“Papai, por que você está de máscara em algumas fotos?”
Outro dia a Duda, 4 anos, me fez essa pergunta ao olhar as fotos no mural de casa. A resposta foi algo como “tinha um bichinho muito pequeno por aí e a gente tinha que se proteger“.
“Mas ainda tem o bichinho, papai?”
“Tem, filha, mas é por isso que a gente tomou vacina.”
“Ah, tá bom.”
Acho que passei no teste, por enquanto. Mas hoje, “aniversário” de 5 anos da pandemia de Covid-19, revi as fotos e me embrulhou o estômago.
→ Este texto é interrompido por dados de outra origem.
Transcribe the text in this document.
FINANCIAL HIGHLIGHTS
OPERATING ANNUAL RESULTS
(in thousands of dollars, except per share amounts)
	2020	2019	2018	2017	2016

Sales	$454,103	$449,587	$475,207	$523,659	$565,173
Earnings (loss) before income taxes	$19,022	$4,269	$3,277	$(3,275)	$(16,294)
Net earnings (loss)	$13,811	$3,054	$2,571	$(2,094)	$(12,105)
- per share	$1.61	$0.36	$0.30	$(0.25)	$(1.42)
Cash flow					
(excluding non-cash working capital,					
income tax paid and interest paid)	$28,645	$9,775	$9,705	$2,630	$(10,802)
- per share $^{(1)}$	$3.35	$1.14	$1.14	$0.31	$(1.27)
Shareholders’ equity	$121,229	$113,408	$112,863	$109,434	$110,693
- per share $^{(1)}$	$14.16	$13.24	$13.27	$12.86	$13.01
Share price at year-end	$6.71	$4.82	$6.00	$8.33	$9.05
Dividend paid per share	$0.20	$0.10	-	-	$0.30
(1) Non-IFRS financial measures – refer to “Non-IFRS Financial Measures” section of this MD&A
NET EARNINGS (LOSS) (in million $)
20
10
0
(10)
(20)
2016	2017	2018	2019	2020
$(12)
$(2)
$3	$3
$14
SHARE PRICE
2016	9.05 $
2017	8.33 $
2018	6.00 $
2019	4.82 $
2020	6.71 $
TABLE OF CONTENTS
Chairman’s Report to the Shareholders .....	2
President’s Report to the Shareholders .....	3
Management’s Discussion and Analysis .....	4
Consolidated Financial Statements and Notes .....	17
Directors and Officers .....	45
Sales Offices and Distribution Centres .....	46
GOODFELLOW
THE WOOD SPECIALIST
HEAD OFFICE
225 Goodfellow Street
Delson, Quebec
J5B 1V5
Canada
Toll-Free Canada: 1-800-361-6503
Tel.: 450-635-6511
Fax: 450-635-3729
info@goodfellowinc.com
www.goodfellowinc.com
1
Estar grávido e depois cuidar de uma filha prematura e da esposa em duas UTIs diferentes, com outra filha adolescente trancada em casa, em meio ao medo permanente de morrer, é horrível –mas em nada se compara a quem perdeu pais, irmãos, filhos, tios, e nem pôde enterrá-los.
Na hora do desespero, o cérebro sempre busca alguma alegria, um consolo. O meu foi saber que a distância entre as duas UTIs que eu tinha que visitar todo dia era apenas 10 minutos de caminhada. “Vou poder ao menos sentir o sol direto na pele”, pensei. Mas logo veio o pavor de cruzar com gente sem máscara nas ruas. (Inclua seu palavrão preferido aqui)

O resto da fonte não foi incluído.